Safe Streets Milwaukee
Launch news conference
Mayor Tom Barrett
December 2, 2006
The holiday season is a time of hope and faith and that's why today, it so appropriate to be here at New Covenant with people who have hope for the future and faith in our ability to join together and stem the tide of senseless violent crime.
We have to step it up Milwaukee. We have neighborhoods and families in crisis. We know the challenges – everyone here is working hard to address them and, a lot is being done.
This year I have put the largest increase in the police budget in over a decade, to create the largest sworn strength of the police force since 2000. I've added 45 additional officers, funded a community service officer program and police specialists that will put even more police back out on the street fighting crime.
Just this week I joined with MPS to launch a school safety initiative.
We're putting cameras in high crime areas
The Curfew is being enforced.
Governor Doyle answered my call to assign more correction officers to Milwaukee and to place them strategically in high-crime areas in partnership with other government and social service agency resources.
We have Community Prosecutors in Police Districts – thanks to the DA and City Attorney.
We have the US Attorney, FBI, Bureau of Alcohol and Tobacco and the Milwaukee Police Department actively working together to combat crime and gangs and illegal guns.
We have a new Southside Weed and Seed effort – another example of how the City, the US Attorney's Office, Milwaukee police, community groups and area residents have joined together to tackle crime, undertake home improvements and restore the Clarke Square neighborhood.
We have the community organizers working door-to-door through many neighborhoods and churches and community groups throughout the City are dedicated to improving the quality of life for our residents. Organizations like CYD, Project Ujima, Harambe, UCC and the Latino Community Center.
Despite our efforts, Milwaukee – like many cities across America – is seeing an increase of violence in neighborhoods. We need to step it up.
Today I am announcing the "Milwaukee Safe Streets" Collaborative. The Collaborative will address five objectives and the first one is key to our success.
- We must strengthen our ties to the faith community. Rev. Fred Crouthers, Pastor Marty Calderon and others have led by example. Bringing in the leadership and faith they and so many others have will strengthen our neighborhoods. We need to fully engage the faith community with our law enforcement, community partners and government agencies.
- We must reduce the impact of gangs and thanks to the U.S. Attorney we have been awarded a Safe Streets Milwaukee federal grant to attack the gang and gun problem. One federal grant isn't all that's needed. In order to get gangs off our streets, we're going to have to pull together, work together.
- We have GOT to get the Illegal guns – we need to find out where illegal guns are coming from and get them out of our neighborhoods, out of the hands of criminals and away from otherwise good kids.
I'm going back to the state legislature next year to implore them to enact responsible gun legislation. And I intend to go back to Madison with clergy, community workers, block club members, hospital emergency room staff, public health providers, activists and business people.
Gun violence is a public health issue. I will continue to work together with Milwaukee Health Commissioner Bevan Baker and the Medical College to address ways we can tackle gun violence in our community.
- If we are going to reduce crime, it has to be done block-by-block. We are going to target neighborhoods in police districts and harness the resources that clergy, community partners and law enforcement can bring to restore safety and stability. I am going to look to every resident and business to work together with us on this.
- We have to maximize existing resources. Just look who's in church today – the U.S Attorney, the DA, the Milwaukee Police Department, ministers, community workers and concerned citizens and neighbors.

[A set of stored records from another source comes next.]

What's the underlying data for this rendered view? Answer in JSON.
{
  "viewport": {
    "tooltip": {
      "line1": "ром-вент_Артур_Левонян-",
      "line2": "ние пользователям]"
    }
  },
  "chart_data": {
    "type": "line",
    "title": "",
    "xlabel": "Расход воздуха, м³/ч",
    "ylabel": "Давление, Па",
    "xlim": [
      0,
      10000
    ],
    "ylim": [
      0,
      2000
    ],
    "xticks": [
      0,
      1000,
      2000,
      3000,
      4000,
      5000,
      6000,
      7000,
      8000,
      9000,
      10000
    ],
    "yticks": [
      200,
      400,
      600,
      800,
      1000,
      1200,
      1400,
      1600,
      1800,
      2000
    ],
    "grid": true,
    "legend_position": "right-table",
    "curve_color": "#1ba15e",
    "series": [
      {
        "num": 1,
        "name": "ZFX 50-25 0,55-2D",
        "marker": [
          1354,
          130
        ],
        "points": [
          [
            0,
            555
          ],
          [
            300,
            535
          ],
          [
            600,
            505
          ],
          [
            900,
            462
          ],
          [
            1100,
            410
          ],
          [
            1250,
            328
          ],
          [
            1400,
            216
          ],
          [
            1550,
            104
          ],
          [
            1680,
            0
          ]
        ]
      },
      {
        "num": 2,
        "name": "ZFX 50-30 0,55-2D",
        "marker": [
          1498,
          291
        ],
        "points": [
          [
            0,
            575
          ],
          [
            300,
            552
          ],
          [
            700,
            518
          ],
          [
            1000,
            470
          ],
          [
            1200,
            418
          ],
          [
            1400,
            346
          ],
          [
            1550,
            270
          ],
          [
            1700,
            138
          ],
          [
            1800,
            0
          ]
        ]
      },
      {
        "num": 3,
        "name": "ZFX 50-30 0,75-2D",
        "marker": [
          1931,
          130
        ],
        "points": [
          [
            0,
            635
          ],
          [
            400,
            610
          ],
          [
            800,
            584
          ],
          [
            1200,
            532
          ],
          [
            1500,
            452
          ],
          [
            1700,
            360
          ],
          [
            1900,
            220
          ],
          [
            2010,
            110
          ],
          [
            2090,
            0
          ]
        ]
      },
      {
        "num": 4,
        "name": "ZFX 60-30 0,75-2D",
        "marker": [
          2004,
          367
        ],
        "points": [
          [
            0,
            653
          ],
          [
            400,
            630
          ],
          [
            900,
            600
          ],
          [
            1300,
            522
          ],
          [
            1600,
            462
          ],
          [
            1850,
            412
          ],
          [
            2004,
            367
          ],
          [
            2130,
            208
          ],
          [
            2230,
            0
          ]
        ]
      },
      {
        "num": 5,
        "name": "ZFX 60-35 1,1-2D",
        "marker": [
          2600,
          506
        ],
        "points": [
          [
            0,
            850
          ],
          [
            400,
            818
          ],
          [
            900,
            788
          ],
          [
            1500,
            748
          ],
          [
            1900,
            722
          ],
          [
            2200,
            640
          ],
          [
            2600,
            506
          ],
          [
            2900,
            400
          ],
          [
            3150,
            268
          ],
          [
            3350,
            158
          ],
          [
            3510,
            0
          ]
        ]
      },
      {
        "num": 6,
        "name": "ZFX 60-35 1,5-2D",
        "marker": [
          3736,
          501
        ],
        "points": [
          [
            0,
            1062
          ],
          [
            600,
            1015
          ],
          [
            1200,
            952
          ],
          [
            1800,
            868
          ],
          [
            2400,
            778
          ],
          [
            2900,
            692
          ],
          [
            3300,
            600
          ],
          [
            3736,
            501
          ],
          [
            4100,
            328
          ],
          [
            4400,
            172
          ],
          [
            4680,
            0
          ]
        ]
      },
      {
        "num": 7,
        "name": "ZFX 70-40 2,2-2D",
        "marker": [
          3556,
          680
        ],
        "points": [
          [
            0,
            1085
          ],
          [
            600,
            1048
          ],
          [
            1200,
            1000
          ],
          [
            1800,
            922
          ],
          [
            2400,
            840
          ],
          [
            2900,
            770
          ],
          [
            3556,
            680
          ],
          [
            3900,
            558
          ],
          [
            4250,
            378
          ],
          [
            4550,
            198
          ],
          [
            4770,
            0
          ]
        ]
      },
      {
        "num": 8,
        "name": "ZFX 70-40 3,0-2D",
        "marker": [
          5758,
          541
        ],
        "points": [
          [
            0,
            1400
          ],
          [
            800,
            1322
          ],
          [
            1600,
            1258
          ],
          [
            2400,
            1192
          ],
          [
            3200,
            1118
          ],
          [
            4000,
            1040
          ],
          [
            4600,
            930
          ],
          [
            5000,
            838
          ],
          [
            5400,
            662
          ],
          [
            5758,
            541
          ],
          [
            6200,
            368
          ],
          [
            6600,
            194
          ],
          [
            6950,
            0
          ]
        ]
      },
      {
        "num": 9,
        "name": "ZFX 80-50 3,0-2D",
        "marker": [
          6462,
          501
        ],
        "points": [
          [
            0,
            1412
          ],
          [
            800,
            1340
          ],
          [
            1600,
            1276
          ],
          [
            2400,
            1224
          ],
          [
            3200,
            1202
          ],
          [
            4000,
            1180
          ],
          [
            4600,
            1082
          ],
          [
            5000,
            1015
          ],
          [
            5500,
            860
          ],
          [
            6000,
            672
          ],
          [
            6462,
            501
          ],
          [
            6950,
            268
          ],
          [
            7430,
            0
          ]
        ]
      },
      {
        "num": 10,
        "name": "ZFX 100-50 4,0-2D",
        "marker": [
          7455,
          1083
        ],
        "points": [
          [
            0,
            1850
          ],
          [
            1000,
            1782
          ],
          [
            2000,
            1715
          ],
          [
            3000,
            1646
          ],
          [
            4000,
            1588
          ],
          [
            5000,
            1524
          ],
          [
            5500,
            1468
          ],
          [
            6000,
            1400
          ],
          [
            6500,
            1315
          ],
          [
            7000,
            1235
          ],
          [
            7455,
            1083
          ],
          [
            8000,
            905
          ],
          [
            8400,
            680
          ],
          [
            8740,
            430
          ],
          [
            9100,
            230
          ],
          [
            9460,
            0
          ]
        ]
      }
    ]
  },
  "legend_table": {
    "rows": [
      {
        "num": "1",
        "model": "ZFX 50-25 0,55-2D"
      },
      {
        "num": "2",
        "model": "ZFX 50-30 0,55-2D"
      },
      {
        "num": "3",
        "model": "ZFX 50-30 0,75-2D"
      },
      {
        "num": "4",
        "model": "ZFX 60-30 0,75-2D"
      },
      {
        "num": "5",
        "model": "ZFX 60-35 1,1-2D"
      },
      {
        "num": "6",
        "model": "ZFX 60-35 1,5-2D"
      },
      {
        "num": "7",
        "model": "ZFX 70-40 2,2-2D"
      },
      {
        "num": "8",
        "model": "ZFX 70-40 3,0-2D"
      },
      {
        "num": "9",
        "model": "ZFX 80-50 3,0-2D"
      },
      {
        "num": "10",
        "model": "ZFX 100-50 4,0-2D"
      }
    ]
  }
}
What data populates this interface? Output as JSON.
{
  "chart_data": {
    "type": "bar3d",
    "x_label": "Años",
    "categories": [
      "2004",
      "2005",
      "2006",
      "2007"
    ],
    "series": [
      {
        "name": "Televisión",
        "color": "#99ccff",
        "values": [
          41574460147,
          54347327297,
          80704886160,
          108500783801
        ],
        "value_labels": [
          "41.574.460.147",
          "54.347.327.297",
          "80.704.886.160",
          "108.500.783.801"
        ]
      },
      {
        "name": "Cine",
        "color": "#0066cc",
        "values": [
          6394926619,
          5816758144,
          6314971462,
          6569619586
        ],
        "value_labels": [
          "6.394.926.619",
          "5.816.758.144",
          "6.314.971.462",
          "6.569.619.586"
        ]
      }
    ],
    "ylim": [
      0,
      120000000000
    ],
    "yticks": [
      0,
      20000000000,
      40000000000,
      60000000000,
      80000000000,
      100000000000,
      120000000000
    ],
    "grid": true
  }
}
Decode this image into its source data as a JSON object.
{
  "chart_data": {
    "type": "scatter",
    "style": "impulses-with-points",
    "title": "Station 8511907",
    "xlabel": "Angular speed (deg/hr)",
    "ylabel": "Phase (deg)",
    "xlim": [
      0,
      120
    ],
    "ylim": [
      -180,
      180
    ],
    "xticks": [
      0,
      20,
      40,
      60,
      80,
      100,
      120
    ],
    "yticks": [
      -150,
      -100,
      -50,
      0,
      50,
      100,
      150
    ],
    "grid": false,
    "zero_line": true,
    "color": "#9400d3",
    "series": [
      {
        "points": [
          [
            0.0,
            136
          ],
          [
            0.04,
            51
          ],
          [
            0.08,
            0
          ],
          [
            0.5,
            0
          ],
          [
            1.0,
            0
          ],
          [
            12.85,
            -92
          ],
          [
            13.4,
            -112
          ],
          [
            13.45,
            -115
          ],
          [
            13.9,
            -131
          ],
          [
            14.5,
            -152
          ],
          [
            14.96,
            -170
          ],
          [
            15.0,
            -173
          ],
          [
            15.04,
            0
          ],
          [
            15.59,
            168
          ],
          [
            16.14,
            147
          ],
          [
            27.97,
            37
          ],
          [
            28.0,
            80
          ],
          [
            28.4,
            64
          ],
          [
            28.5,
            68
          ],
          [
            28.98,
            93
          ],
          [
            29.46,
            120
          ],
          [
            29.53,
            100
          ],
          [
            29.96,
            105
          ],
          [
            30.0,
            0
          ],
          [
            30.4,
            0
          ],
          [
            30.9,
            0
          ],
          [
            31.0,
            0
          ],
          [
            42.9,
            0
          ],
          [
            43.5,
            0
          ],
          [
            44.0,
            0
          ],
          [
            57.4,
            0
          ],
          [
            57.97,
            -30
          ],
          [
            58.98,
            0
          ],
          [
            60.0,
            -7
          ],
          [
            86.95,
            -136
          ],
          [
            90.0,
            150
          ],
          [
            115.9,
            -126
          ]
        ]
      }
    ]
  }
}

And although they could not be with us today, we are pleased to be forging new partnerships through the Downtown Rotary Club, whose members are forming a workgroup to develop employment strategies for individuals being released from state correctional facilities.
In Milwaukee we receive grants like the one that is making this initiative possible because of a need, but also in recognition for our will, our demonstrated ability, and the existing coordination to get things done. We can leverage those resources and that expertise to strengthen our collaborative.
With a grant of $2.5 million from the U.S. Department of Justice Project Safe Neighborhoods, we are going to put this initiative into action with best practices that can be shared throughout the city.
We need to step it up Milwaukee. I need every church and every resident, every community organization, social service provider, every block watch, every business owner, who has been a part of this fight to step up their efforts. And those who have not yet felt the call for something more to be done, I need you too.
Law enforcement and government cannot do it alone. We need to build stronger coalitions and increase our coordination. We need to share information and new ideas.
In February, I am going to host the first "Safe Streets Milwaukee" Collaborative meeting.
This will provide a forum for ministers, neighborhood organizers and others to meet with law enforcement and government entities to share information and strategize on how best to implement the five objectives.
There is no one magic pill that will cure the challenges we face. We're going to have to step it up, we're going to have to commit ourselves to a sustainable effort.
I want to thank you all for being here today, now let's get back to work!